The `toString()` function has caused the operands of the `+`
operator to concatenate rather than sum. Remember that in Chapter 2 you learned
that if one of the operands of the `+` sign is a string, then it
concatenates the two operands regardless of the data type of the other.
Therefore there is no need to apply the `toString()` function to both
operands. Applying it to one of them is enough.

It is probably the last thing you would expect, but the `toString()`
function is also able to convert numbers between bases. It does exactly the
opposite of the action taken by the `parseInt()` function. The difference
is that rather than converting a number from a base between 2 and 36 to a
decimal value, the `toString()` function takes decimal numbers and
converts them to a base between 2 and 36. Of course JavaScript only outputs
numbers as decimal values so the "numbers" the `toString()`
function returns aren't of the data type `number`, but rather of the
data type `string`. However, as they look like numbers to all intents and
purposes, this doesn't usually matter.

To use `toString()` in this way, you simply give it the base you want
to convert to as an argument:

var y = 10; y.toString(8); // returns 12 (10 decimal expressed to base 8) var x = 0.5; x.toString(16); // returns 0.8 (0.5 decimal expressed to base 16)

Note that as JavaScript accepts numbers in octal, decimal, or hexadecimal
format, the `toString()` function converts from octal and hexadecimal
numbers to the base you chose as well as from decimal.
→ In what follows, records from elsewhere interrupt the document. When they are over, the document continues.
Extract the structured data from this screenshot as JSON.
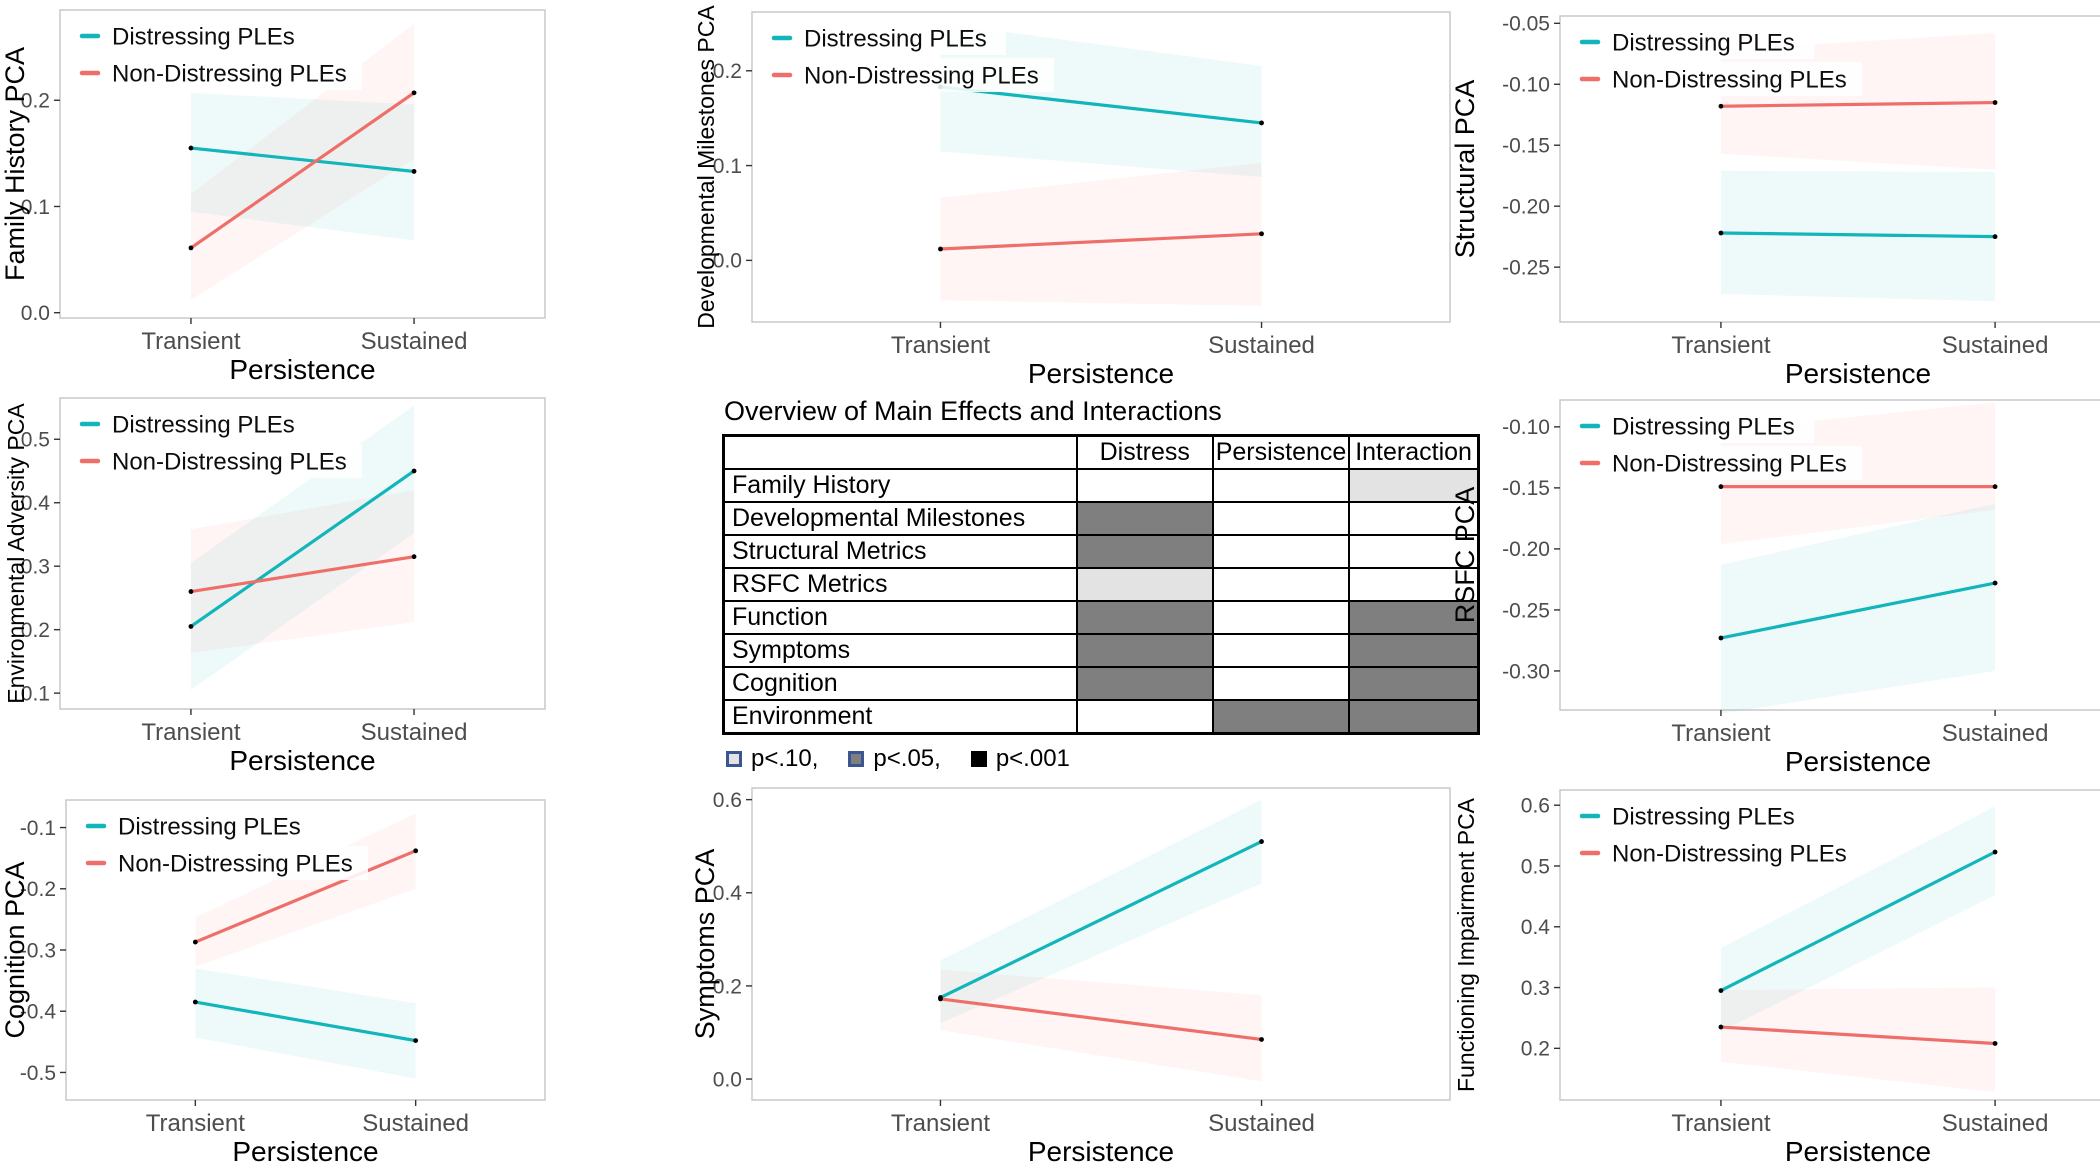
{
  "colors": {
    "distressing": "#12b5ba",
    "non_distressing": "#ee6f6a",
    "point": "#000000",
    "tick_text": "#4d4d4d",
    "axis_title": "#000000",
    "panel_border": "#c9c9c9",
    "cell_p05": "#7f7f7f",
    "cell_p10": "#e3e3e3",
    "cell_p001": "#000000",
    "swatch_border": "#3a5794"
  },
  "x_axis": {
    "label": "Persistence",
    "categories": [
      "Transient",
      "Sustained"
    ]
  },
  "series_labels": {
    "distressing": "Distressing PLEs",
    "non_distressing": "Non-Distressing PLEs"
  },
  "chart_data": [
    {
      "id": "family-history",
      "type": "line",
      "ylabel": "Family History PCA",
      "xlabel": "Persistence",
      "categories": [
        "Transient",
        "Sustained"
      ],
      "ytick_values": [
        0.0,
        0.1,
        0.2
      ],
      "ytick_labels": [
        "0.0",
        "0.1",
        "0.2"
      ],
      "ylim": [
        -0.005,
        0.285
      ],
      "legend": true,
      "series": [
        {
          "name": "Distressing PLEs",
          "key": "distressing",
          "values": [
            0.155,
            0.133
          ],
          "ci_lower": [
            0.095,
            0.068
          ],
          "ci_upper": [
            0.207,
            0.196
          ]
        },
        {
          "name": "Non-Distressing PLEs",
          "key": "non_distressing",
          "values": [
            0.061,
            0.207
          ],
          "ci_lower": [
            0.012,
            0.145
          ],
          "ci_upper": [
            0.112,
            0.272
          ]
        }
      ]
    },
    {
      "id": "developmental-milestones",
      "type": "line",
      "ylabel": "Developmental Milestones PCA",
      "xlabel": "Persistence",
      "categories": [
        "Transient",
        "Sustained"
      ],
      "ytick_values": [
        0.0,
        0.1,
        0.2
      ],
      "ytick_labels": [
        "0.0",
        "0.1",
        "0.2"
      ],
      "ylim": [
        -0.065,
        0.262
      ],
      "legend": true,
      "series": [
        {
          "name": "Distressing PLEs",
          "key": "distressing",
          "values": [
            0.183,
            0.145
          ],
          "ci_lower": [
            0.115,
            0.088
          ],
          "ci_upper": [
            0.25,
            0.205
          ]
        },
        {
          "name": "Non-Distressing PLEs",
          "key": "non_distressing",
          "values": [
            0.012,
            0.028
          ],
          "ci_lower": [
            -0.042,
            -0.048
          ],
          "ci_upper": [
            0.066,
            0.103
          ]
        }
      ]
    },
    {
      "id": "structural",
      "type": "line",
      "ylabel": "Structural PCA",
      "xlabel": "Persistence",
      "categories": [
        "Transient",
        "Sustained"
      ],
      "ytick_values": [
        -0.05,
        -0.1,
        -0.15,
        -0.2,
        -0.25
      ],
      "ytick_labels": [
        "-0.05",
        "-0.10",
        "-0.15",
        "-0.20",
        "-0.25"
      ],
      "ylim": [
        -0.295,
        -0.044
      ],
      "legend": true,
      "series": [
        {
          "name": "Distressing PLEs",
          "key": "distressing",
          "values": [
            -0.222,
            -0.225
          ],
          "ci_lower": [
            -0.272,
            -0.278
          ],
          "ci_upper": [
            -0.171,
            -0.172
          ]
        },
        {
          "name": "Non-Distressing PLEs",
          "key": "non_distressing",
          "values": [
            -0.118,
            -0.115
          ],
          "ci_lower": [
            -0.157,
            -0.17
          ],
          "ci_upper": [
            -0.072,
            -0.058
          ]
        }
      ]
    },
    {
      "id": "environmental-adversity",
      "type": "line",
      "ylabel": "Environmental Adversity PCA",
      "xlabel": "Persistence",
      "categories": [
        "Transient",
        "Sustained"
      ],
      "ytick_values": [
        0.1,
        0.2,
        0.3,
        0.4,
        0.5
      ],
      "ytick_labels": [
        "0.1",
        "0.2",
        "0.3",
        "0.4",
        "0.5"
      ],
      "ylim": [
        0.075,
        0.565
      ],
      "legend": true,
      "series": [
        {
          "name": "Distressing PLEs",
          "key": "distressing",
          "values": [
            0.205,
            0.45
          ],
          "ci_lower": [
            0.105,
            0.352
          ],
          "ci_upper": [
            0.305,
            0.553
          ]
        },
        {
          "name": "Non-Distressing PLEs",
          "key": "non_distressing",
          "values": [
            0.26,
            0.315
          ],
          "ci_lower": [
            0.163,
            0.212
          ],
          "ci_upper": [
            0.358,
            0.42
          ]
        }
      ]
    },
    {
      "id": "effects-table",
      "type": "table",
      "title": "Overview of Main Effects and Interactions",
      "columns": [
        "",
        "Distress",
        "Persistence",
        "Interaction"
      ],
      "rows": [
        {
          "label": "Family History",
          "cells": [
            "none",
            "none",
            "p10"
          ]
        },
        {
          "label": "Developmental Milestones",
          "cells": [
            "p05",
            "none",
            "none"
          ]
        },
        {
          "label": "Structural Metrics",
          "cells": [
            "p05",
            "none",
            "none"
          ]
        },
        {
          "label": "RSFC Metrics",
          "cells": [
            "p10",
            "none",
            "none"
          ]
        },
        {
          "label": "Function",
          "cells": [
            "p05",
            "none",
            "p05"
          ]
        },
        {
          "label": "Symptoms",
          "cells": [
            "p05",
            "none",
            "p05"
          ]
        },
        {
          "label": "Cognition",
          "cells": [
            "p05",
            "none",
            "p05"
          ]
        },
        {
          "label": "Environment",
          "cells": [
            "none",
            "p05",
            "p05"
          ]
        }
      ],
      "legend": [
        {
          "level": "p10",
          "label": "p<.10,"
        },
        {
          "level": "p05",
          "label": "p<.05,"
        },
        {
          "level": "p001",
          "label": "p<.001"
        }
      ]
    },
    {
      "id": "rsfc",
      "type": "line",
      "ylabel": "RSFC PCA",
      "xlabel": "Persistence",
      "categories": [
        "Transient",
        "Sustained"
      ],
      "ytick_values": [
        -0.1,
        -0.15,
        -0.2,
        -0.25,
        -0.3
      ],
      "ytick_labels": [
        "-0.10",
        "-0.15",
        "-0.20",
        "-0.25",
        "-0.30"
      ],
      "ylim": [
        -0.332,
        -0.078
      ],
      "legend": true,
      "series": [
        {
          "name": "Distressing PLEs",
          "key": "distressing",
          "values": [
            -0.273,
            -0.228
          ],
          "ci_lower": [
            -0.335,
            -0.3
          ],
          "ci_upper": [
            -0.213,
            -0.163
          ]
        },
        {
          "name": "Non-Distressing PLEs",
          "key": "non_distressing",
          "values": [
            -0.149,
            -0.149
          ],
          "ci_lower": [
            -0.196,
            -0.168
          ],
          "ci_upper": [
            -0.103,
            -0.08
          ]
        }
      ]
    },
    {
      "id": "cognition",
      "type": "line",
      "ylabel": "Cognition PCA",
      "xlabel": "Persistence",
      "categories": [
        "Transient",
        "Sustained"
      ],
      "ytick_values": [
        -0.1,
        -0.2,
        -0.3,
        -0.4,
        -0.5
      ],
      "ytick_labels": [
        "-0.1",
        "-0.2",
        "-0.3",
        "-0.4",
        "-0.5"
      ],
      "ylim": [
        -0.545,
        -0.055
      ],
      "legend": true,
      "series": [
        {
          "name": "Distressing PLEs",
          "key": "distressing",
          "values": [
            -0.385,
            -0.448
          ],
          "ci_lower": [
            -0.443,
            -0.51
          ],
          "ci_upper": [
            -0.33,
            -0.387
          ]
        },
        {
          "name": "Non-Distressing PLEs",
          "key": "non_distressing",
          "values": [
            -0.287,
            -0.138
          ],
          "ci_lower": [
            -0.327,
            -0.2
          ],
          "ci_upper": [
            -0.247,
            -0.077
          ]
        }
      ]
    },
    {
      "id": "symptoms",
      "type": "line",
      "ylabel": "Symptoms PCA",
      "xlabel": "Persistence",
      "categories": [
        "Transient",
        "Sustained"
      ],
      "ytick_values": [
        0.0,
        0.2,
        0.4,
        0.6
      ],
      "ytick_labels": [
        "0.0",
        "0.2",
        "0.4",
        "0.6"
      ],
      "ylim": [
        -0.045,
        0.625
      ],
      "legend": false,
      "series": [
        {
          "name": "Distressing PLEs",
          "key": "distressing",
          "values": [
            0.175,
            0.51
          ],
          "ci_lower": [
            0.12,
            0.42
          ],
          "ci_upper": [
            0.255,
            0.6
          ]
        },
        {
          "name": "Non-Distressing PLEs",
          "key": "non_distressing",
          "values": [
            0.172,
            0.085
          ],
          "ci_lower": [
            0.105,
            -0.005
          ],
          "ci_upper": [
            0.235,
            0.18
          ]
        }
      ]
    },
    {
      "id": "functioning-impairment",
      "type": "line",
      "ylabel": "Functioning Impairment PCA",
      "xlabel": "Persistence",
      "categories": [
        "Transient",
        "Sustained"
      ],
      "ytick_values": [
        0.2,
        0.3,
        0.4,
        0.5,
        0.6
      ],
      "ytick_labels": [
        "0.2",
        "0.3",
        "0.4",
        "0.5",
        "0.6"
      ],
      "ylim": [
        0.115,
        0.625
      ],
      "legend": true,
      "series": [
        {
          "name": "Distressing PLEs",
          "key": "distressing",
          "values": [
            0.295,
            0.523
          ],
          "ci_lower": [
            0.228,
            0.452
          ],
          "ci_upper": [
            0.365,
            0.598
          ]
        },
        {
          "name": "Non-Distressing PLEs",
          "key": "non_distressing",
          "values": [
            0.235,
            0.208
          ],
          "ci_lower": [
            0.178,
            0.128
          ],
          "ci_upper": [
            0.296,
            0.3
          ]
        }
      ]
    }
  ]
}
By combining the `parseInt()` and `toString()` functions, it is
possible to convert a number from any base between 2 and 36, to any other base
between 2 and 36. As shown below, this can be written into a function so it can
be used multiple times on the same page. Just remember that because the
`parseInt()` function removes floating points the function won't be
accurate with non-integers:

function convertNum(theNum, fromBase, toBase) { var numBase10 = parseInt(theNum, fromBase); alert(numBase10.toString(toBase)); } convertNum(1100, 2, 16);

In this example, the first line takes the 1100 from the argument
`theNum``,` and the argument `fromBase` specifies it as
binary. The `parseInt()` function then converts it to decimal before it
is stored in the variable `numBase10`. On the second line, the decimal
value is converted using the argument `toBase` to specify the base as
hexadecimal. This then alerts the value `c`, which is the hexadecimal
equivalent of the binary value `1100`. Note that the alert could just as
easily be replaced with a `return` keyword for more practical use.